With his gaze glued to Mitch’s, Frederick raised Paul’s hand to his nose and inhaled deeply.
Time slowed to a stop while Mitch waited for his brother’s reaction.
“Tell my brother where to find the Omega,” Frederick said quietly, still looking at Mitch. He lowered his chin in a barely perceptible nod. “Mitch will take care of him.”

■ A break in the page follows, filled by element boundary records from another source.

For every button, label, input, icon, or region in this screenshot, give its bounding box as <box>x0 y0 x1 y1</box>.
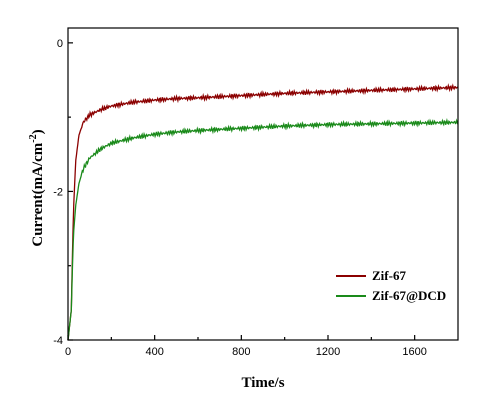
y-tick-label: -2 <box>53 186 63 198</box>
x-tick-label: 0 <box>65 346 71 358</box>
x-axis-label: Time/s <box>241 375 284 391</box>
y-axis-label: Current(mA/cm-2) <box>28 129 46 246</box>
x-tick-label: 800 <box>232 346 250 358</box>
legend: Zif-67 Zif-67@DCD <box>336 268 446 303</box>
x-tick-label: 1600 <box>402 346 426 358</box>
x-tick-label: 400 <box>145 346 163 358</box>
plot-frame <box>67 27 459 341</box>
y-tick-label: 0 <box>57 38 63 50</box>
y-axis-label-superscript: -2 <box>28 134 39 142</box>
y-tick-label: -4 <box>53 335 63 347</box>
legend-label-zif-67: Zif-67 <box>372 268 406 283</box>
series-line-zif-67-dcd <box>67 117 459 341</box>
legend-label-zif-67-dcd: Zif-67@DCD <box>372 288 446 303</box>
series-line-zif-67 <box>67 83 459 341</box>
axis-ticks: 0 400 800 1200 1600 0 -2 -4 <box>53 38 427 358</box>
y-axis-label-main: Current(mA/cm <box>30 142 46 246</box>
y-axis-label-end: ) <box>30 129 46 134</box>
x-tick-label: 1200 <box>316 346 340 358</box>
plot-lines <box>67 83 459 341</box>
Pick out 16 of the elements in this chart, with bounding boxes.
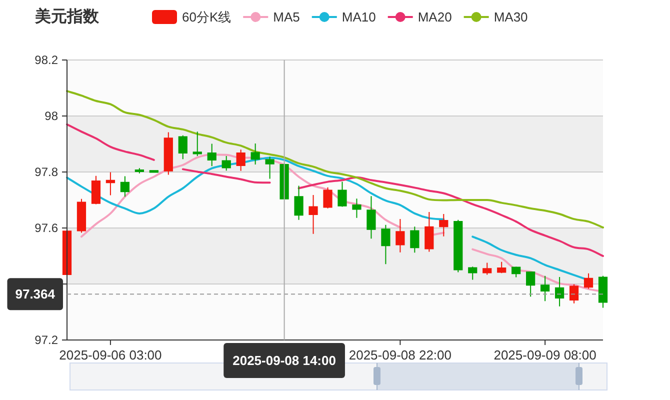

As he kicked the last of the dirt over his mother’s grave, bone deep exhaustion nearly brought Simon Moorehead to his knees, but at least he’d delivered his mother home to rest. She had left Blue Mountain for him, and he had returned for her. There was a certain harmony in that, albeit an ironic one. But harmony or not, he had to leave the territory before another welcoming committee was dispatched to greet him. He darted his gaze around the surrounding landscape, looking for a flat rock to pound down the loose earth. Once he found an appropriate stone, he shifted into his human form, lifted it with both hands, and returned to the grave where he used the last of his energy to repeatedly raise and then slam down the rock, packing the soil.
Shocked by the deep, rumbling voice, Simon lost his balance and toppled onto his backside. “Who’s there?” He held the stone in front of him like a weapon as he jerked his head from side to side and squinted, trying to see beyond the surrounding trees by the light of the moon.
“Relax, little one.”
He had his answer—it was a pack member who mistook his size for weakness. Well, Simon would prove him wrong just as he had the others. He’d been banished at age twelve and spent the next thirteen years learning how to take care of himself. Shifters underestimated him because they were led by scent and sight and refused to look beneath the surface. They didn’t expect an Omega to fight or disobey. But Simon had learned to act as strong as any Alpha. And if rejecting his true nature meant his soul suffered and withered, ultimately leading him to the same demise as his mother, so be it.
“Show yourself,” he demanded as he stood.
The direction of the wind changed, and Simon caught scent of the other shifter before he saw him. Alpha. The urge to bare his neck and roll over hit him deep in the gut. Forcing himself to ignore it, he mentally recited his mantra: Never show weakness. Stay in charge of every situation. Don’t back down. He wouldn’t be a slave to reactions he couldn’t control. He was better than that, stronger than that.
Then the biggest man he had ever seen stepped into the clearing. Broad was an understatement in describing his shoulders. He was almost twice as wide as Simon and well over half a foot taller. “Drop the rock,” he said, piercing Simon with black eyes.
Grateful for the reminder that he could use the tool as a weapon, Simon ignored the wetness dripping along his forearm, raised the rock above his head, and said, “Back away.”
A growl was Simon’s only warning before the Alpha grabbed his wrist and forced him to release his hold on the stone.
“Let me go!” Simon tried to yank his arm away from the powerful grip but strained his shoulder instead. He’d never come across anyone so large and powerful. The timing was terrible because Simon was already running on fumes, worn down soul-deep, but he gathered whatever energy he had left and tried to fight.
“You’ve injured yourself.” The Alpha clasped Simon’s hip with his free hand, further impeding his movement. “Stop.”
Grunting in denial, Simon struggled to get free. His backpack was a thirty minute hike away at the campsite. If he could shift and get there, he’d have his supplies and enough cash to get out of the Blue Mountain territory.
“Let me go, and I’ll leave,” he said. Then, his gut rebelling at the possibility the Alpha would consider that a concession on his part, he added, “Like I told the men you sent, I have no intention of staying here.” He wriggled. “Let me go.”
“I sent nobody.” The Alpha’s voice was deep and rough, like his face. “Be still.”
With a grip just shy of painful, he raised Simon’s hand, leaned forward, and nostrils flaring, he inhaled deeply.
“Males can be Omegas,” Simon resentfully answered the inevitable question. “It doesn’t make us weak.”
“Not weak.” Bottomless black eyes peered at him as the Alpha shocked him to his core by parting his lips and licking his palm. “Mine.”
Involuntarily, Simon trembled. The Alpha wanted blood—more blood than he was getting by lapping at Simon’s wounded hand, which meant he was feral, his animal half overrunning his human half and driving him to kill.
When the giant leaned forward, going for his jugular, Simon delivered a well-placed kick to the groin and then went limp, making himself dead weight. The strategy worked—the Alpha lost his grip and Simon toppled to the ground. Before his attacker could react, he scurried out of reach, shifted into his wolf, and ran.